Два бутерброда с маслом и московской колбасой

Владимир Рабинович
Два бутерброда с  московской колбасой
     Накинулись всем отделом. Карусель - допрашивавший меня следователь менялся на свежего через каждые два часа.  Этот парень держался в стороне. Так было в первый день, а на второй день  менты, понимая, что дело у них в руках и до конца недели будет закрыто, расслабились и позволили ему меня допросить.  Юноша  заканчивал юрфак, выбрал профессию следователя и стажировался в городском отделении МВД.
Ему разрешили допрос один на один, без всякой карусели.  Для практики.
Он увел меня из кабинета в комнату, где было что–то вроде столовой. Мы сели к обеденному с чистой скатертью и бумажными салфетками столу, мой следователь спросил:
— Хотите бутербродов с колбасой из ресторана закажем?
Я сказал, что не смогу заплатить, все деньги у меня забрали
— У нас есть фонд для оперативной работы. Чай свой, сейчас чайник поставлю.
Бутерброды из ресторана принесли быстро. Я попросился в туалет вымыть руки. Он пошел со мной, вставил ногу в дверь в кабинке, поймал мой взгляд, убрал ногу и отвернулся. В первый раз за два дня уединившись от посторонних глаз, я долго стоял и рассматривал пятно Роршаха на внутренней стенке унитаза, пытаясь найти в нем какое–то объяснение тому, что со мной происходит. Мой следователь терпеливо ждал.
Когда мы вернулись, кто–то уже заварил свежий чай в пузатом чайнике с цветочками. Без всяких допросных формальностей мы сели за обеденный стол, и я стал есть бутерброды.
Бутерброды были с маслом и московской колбасой. И хотя порция на подносе была большая, я съел бы все.
Мой юный следователь налил себе в стакан с подстаканником чаю. Чаая следователь совсем не хотел, стакан, из которого он даже пару раз хлебнул, был психологической уловкой, чтобы меня расположить.  Брать бутерброды  не стал. А я, хорошо воспитанный еврейский мальчик, не мог позволить себе съесть последнее. О, если бы вы знали, сколько раз потом, сидя в большой, а значит всегда голодной, тюремной камере, жалел об этом.

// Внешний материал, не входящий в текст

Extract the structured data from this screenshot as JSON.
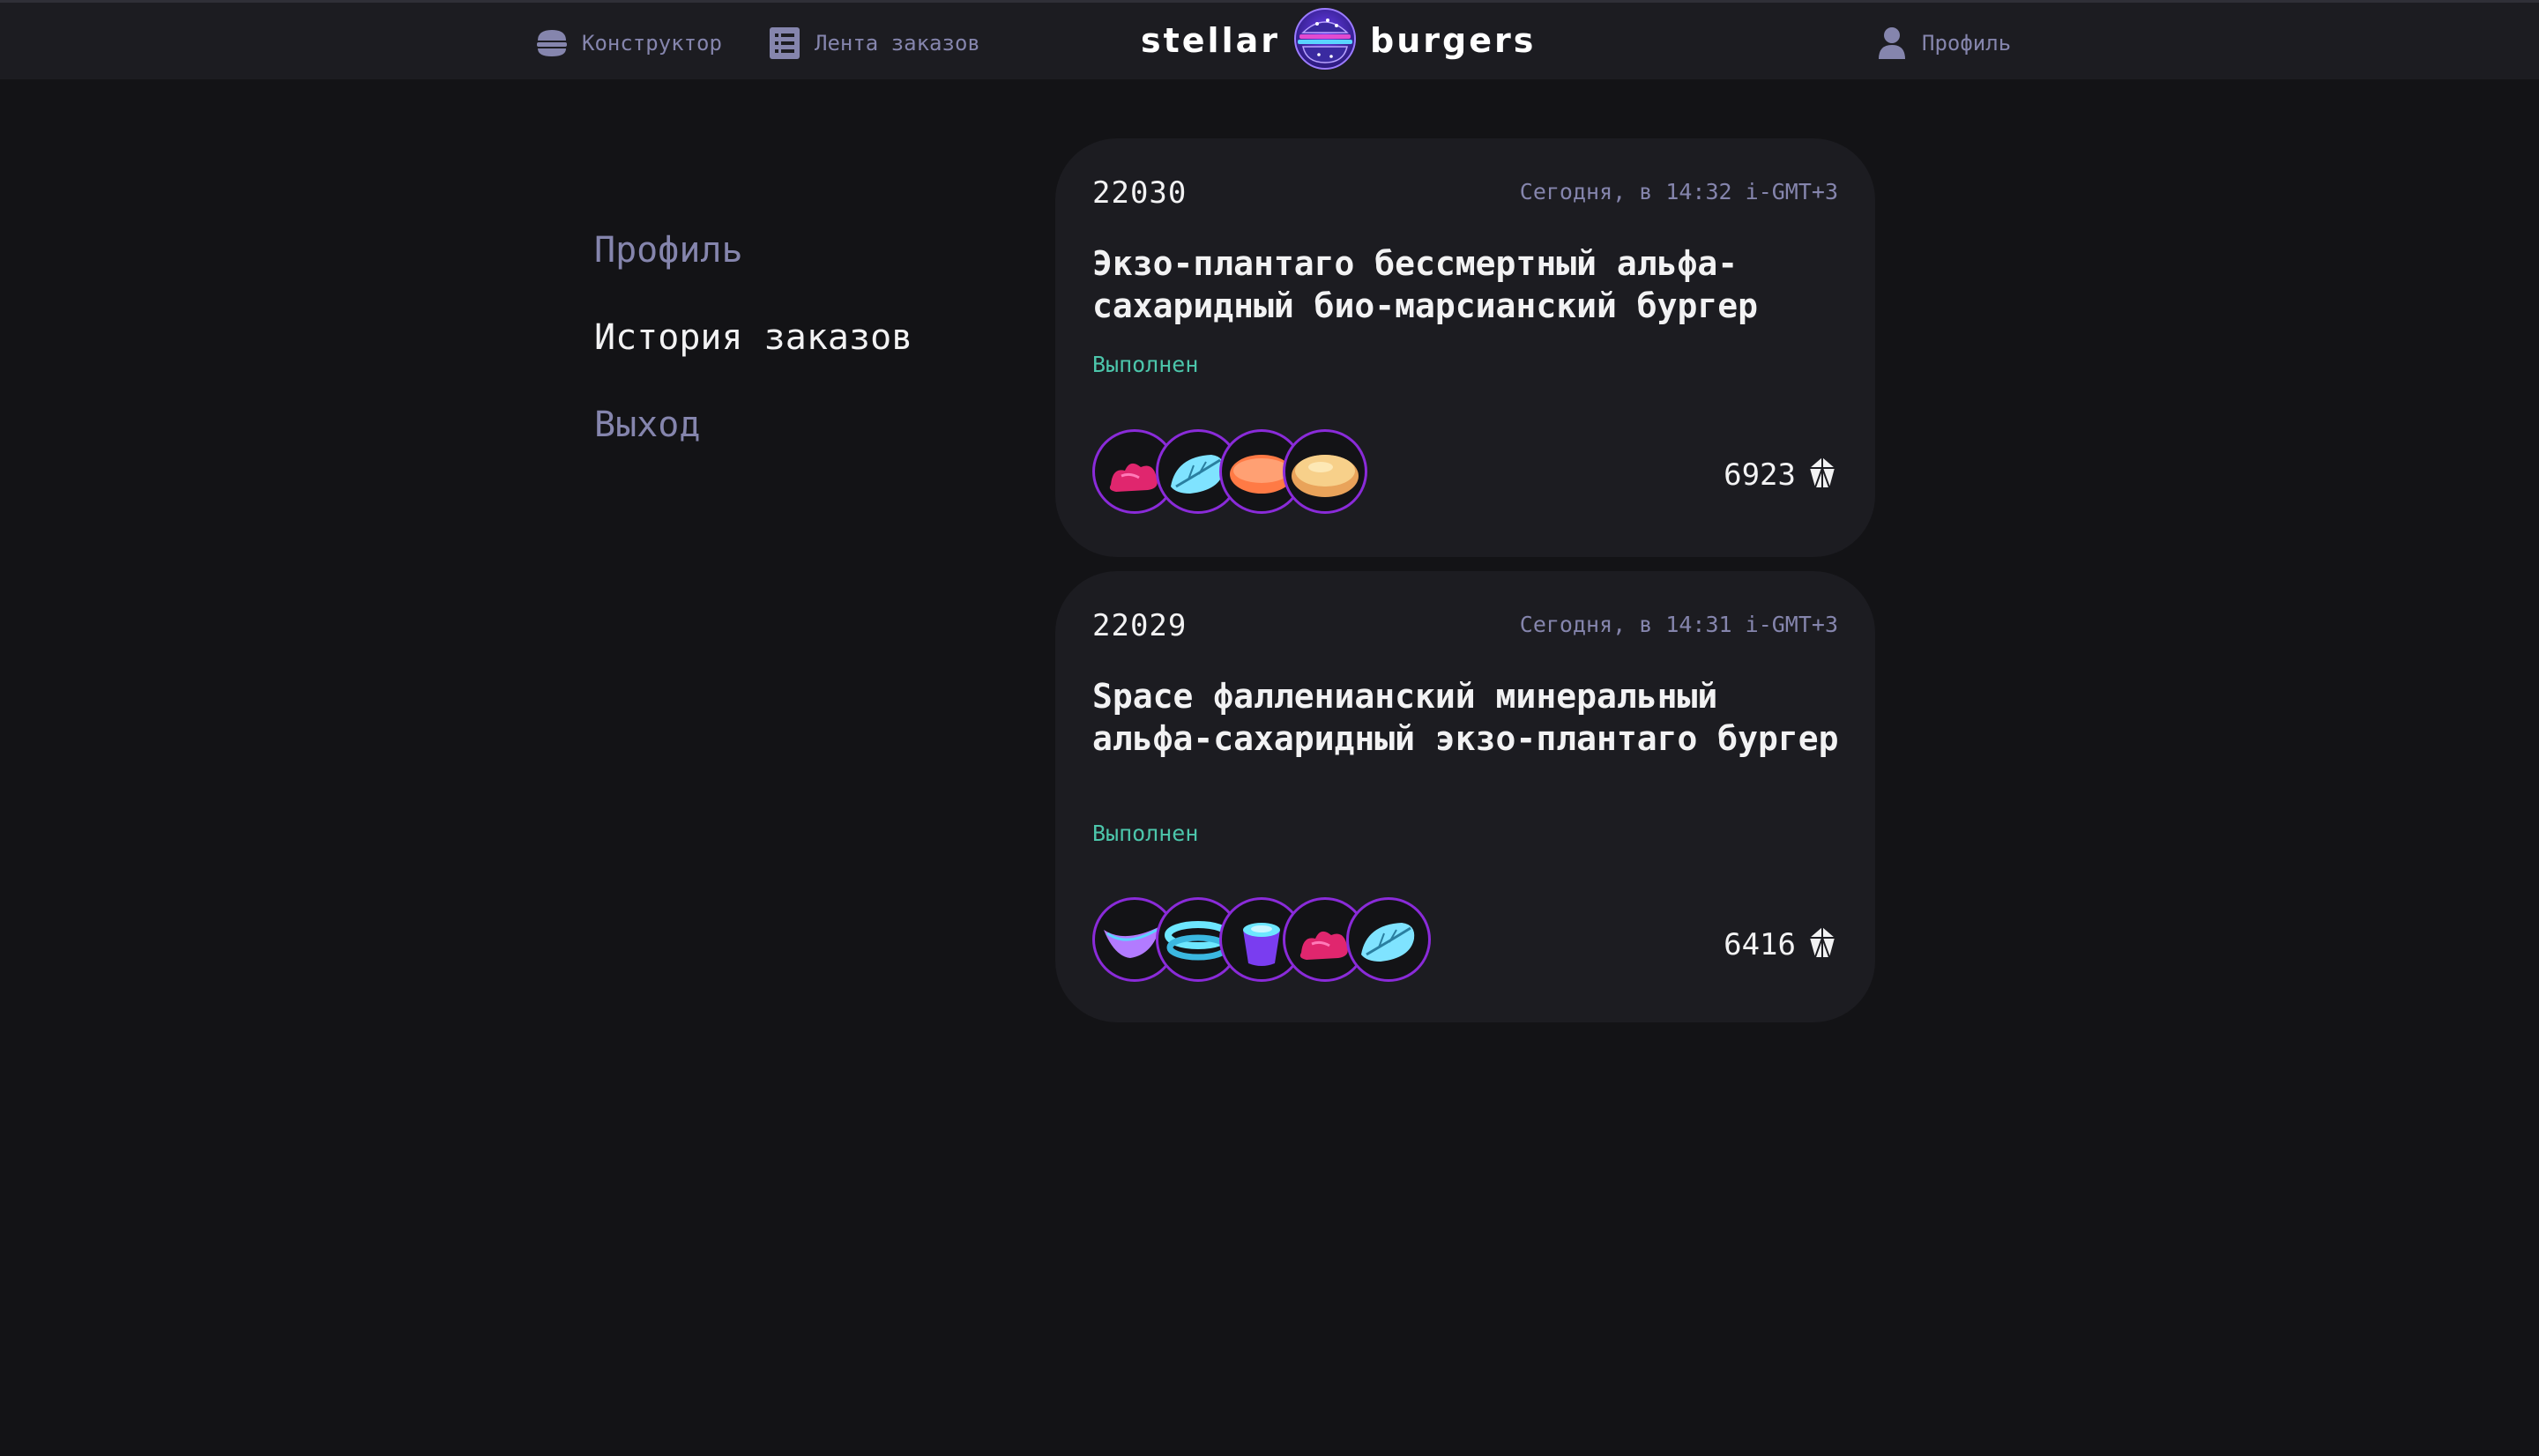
{
  "header": {
    "nav": {
      "constructor_label": "Конструктор",
      "feed_label": "Лента заказов",
      "profile_label": "Профиль"
    },
    "logo": {
      "left_word": "stellar",
      "right_word": "burgers"
    }
  },
  "sidebar": {
    "items": [
      {
        "label": "Профиль",
        "active": false
      },
      {
        "label": "История заказов",
        "active": true
      },
      {
        "label": "Выход",
        "active": false
      }
    ]
  },
  "orders": [
    {
      "number": "22030",
      "date": "Сегодня, в 14:32 i-GMT+3",
      "name": "Экзо-плантаго бессмертный альфа-сахаридный био-марсианский бургер",
      "status": "Выполнен",
      "price": "6923",
      "ingredient_icons": [
        "meat-icon",
        "leaf-icon",
        "cutlet-icon",
        "bun-icon"
      ]
    },
    {
      "number": "22029",
      "date": "Сегодня, в 14:31 i-GMT+3",
      "name": "Space фалленианский минеральный альфа-сахаридный экзо-плантаго бургер",
      "status": "Выполнен",
      "price": "6416",
      "ingredient_icons": [
        "fin-icon",
        "rings-icon",
        "sauce-icon",
        "meat-icon",
        "leaf-icon"
      ]
    }
  ],
  "colors": {
    "background": "#131316",
    "panel": "#1c1c21",
    "muted_text": "#8585ad",
    "status_done": "#4cc6ab",
    "ingredient_border": "#8a2bd9"
  }
}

Мы разговорились. Он неплохо знал современную западную музыку: английский рок от самых Битлз, электронику, диско. Фьюжен совсем не знал, распрашивал меня. Коробки с дисками, которые изьяли  во время обыска, стояли в соседнем кабинете. По именам, которые он называл, я понял, что он рылся в моих дисках.
— Что будет с коллекцией? — спросил я.
— Разворуют ваши диски, — сказал он с досадой. — Почему вы не потребовали переписать все пластинки по названиям?

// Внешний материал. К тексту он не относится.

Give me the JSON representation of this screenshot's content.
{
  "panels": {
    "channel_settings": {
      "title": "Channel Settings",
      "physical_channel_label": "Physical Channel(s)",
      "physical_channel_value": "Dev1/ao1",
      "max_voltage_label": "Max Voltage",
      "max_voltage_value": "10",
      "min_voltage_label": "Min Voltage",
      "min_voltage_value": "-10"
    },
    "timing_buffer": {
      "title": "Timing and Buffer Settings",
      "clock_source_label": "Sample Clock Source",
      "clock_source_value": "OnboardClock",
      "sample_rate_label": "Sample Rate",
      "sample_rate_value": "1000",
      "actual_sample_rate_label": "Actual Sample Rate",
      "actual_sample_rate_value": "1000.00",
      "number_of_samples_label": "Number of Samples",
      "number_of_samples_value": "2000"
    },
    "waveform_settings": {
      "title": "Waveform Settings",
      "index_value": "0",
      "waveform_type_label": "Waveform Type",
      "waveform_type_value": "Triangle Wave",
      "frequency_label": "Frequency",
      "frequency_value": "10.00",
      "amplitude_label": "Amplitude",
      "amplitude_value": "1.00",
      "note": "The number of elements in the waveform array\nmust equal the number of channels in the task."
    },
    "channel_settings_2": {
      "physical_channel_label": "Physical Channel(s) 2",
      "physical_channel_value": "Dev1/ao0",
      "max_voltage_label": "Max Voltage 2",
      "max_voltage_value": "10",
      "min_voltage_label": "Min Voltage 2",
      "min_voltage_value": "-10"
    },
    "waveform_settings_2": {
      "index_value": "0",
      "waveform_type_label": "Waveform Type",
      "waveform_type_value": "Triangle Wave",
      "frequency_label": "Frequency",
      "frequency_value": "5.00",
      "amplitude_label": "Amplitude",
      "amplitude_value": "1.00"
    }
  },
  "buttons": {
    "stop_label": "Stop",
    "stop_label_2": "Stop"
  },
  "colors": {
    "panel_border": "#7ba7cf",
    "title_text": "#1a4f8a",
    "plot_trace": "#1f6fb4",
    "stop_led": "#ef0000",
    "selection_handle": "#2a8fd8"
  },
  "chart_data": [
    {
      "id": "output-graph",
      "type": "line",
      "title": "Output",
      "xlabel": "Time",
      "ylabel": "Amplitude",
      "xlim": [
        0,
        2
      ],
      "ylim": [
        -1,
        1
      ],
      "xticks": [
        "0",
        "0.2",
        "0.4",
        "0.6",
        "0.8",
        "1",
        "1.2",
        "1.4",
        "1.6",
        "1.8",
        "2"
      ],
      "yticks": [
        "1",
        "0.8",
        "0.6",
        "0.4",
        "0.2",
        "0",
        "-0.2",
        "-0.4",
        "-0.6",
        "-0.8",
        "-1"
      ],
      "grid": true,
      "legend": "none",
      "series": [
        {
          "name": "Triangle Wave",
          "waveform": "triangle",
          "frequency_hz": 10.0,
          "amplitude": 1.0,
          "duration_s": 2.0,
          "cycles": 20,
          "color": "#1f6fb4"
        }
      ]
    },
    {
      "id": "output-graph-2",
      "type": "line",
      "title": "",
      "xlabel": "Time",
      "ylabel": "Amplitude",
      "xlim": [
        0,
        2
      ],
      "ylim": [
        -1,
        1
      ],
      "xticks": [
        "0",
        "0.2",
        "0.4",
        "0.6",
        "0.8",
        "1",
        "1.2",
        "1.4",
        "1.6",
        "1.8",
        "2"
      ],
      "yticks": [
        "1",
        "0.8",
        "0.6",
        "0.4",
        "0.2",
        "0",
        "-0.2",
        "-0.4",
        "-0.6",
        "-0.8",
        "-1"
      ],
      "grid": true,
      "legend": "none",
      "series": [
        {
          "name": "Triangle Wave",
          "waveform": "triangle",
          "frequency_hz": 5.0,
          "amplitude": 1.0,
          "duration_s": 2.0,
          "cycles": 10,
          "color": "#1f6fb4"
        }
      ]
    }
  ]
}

— Там тысяча дисков. Названия на английском языке.
— Я читал протокол обыска. Ваши диски записали как тысяча грампластинок иностранного производства. Венгерские и болгарские диски – иностранного производства. Вашу коллекцию менты растаскивают просто заменяя диски социалистической пластмассой.
— Что можно сделать?
— Ничего. Вам лучше думать о себе. Вас в пятницу отвезут в тюрьму. Я попробую что–нибудь украсть. Что посоветуете.
— Сколько пластинок вы сможете взять?
— Только одну.
— Возьмите Иберхарда Вебера «Желтые поля».
— Не могли бы вы мне записать?
Он пододвинул допросный бланк,  написал: “Eberhard Weber Yellow Fields”.
Мною написано собственноручно, 11 января 1980 года» и расписался.
— Будете доедать бутерброды? — спросил молодой следователь. Я решительно и гордо сказал ему:
— Нет!
Он выбросил бутерброды в мусорную корзину. Два бутерброда с маслом и московской колбасой.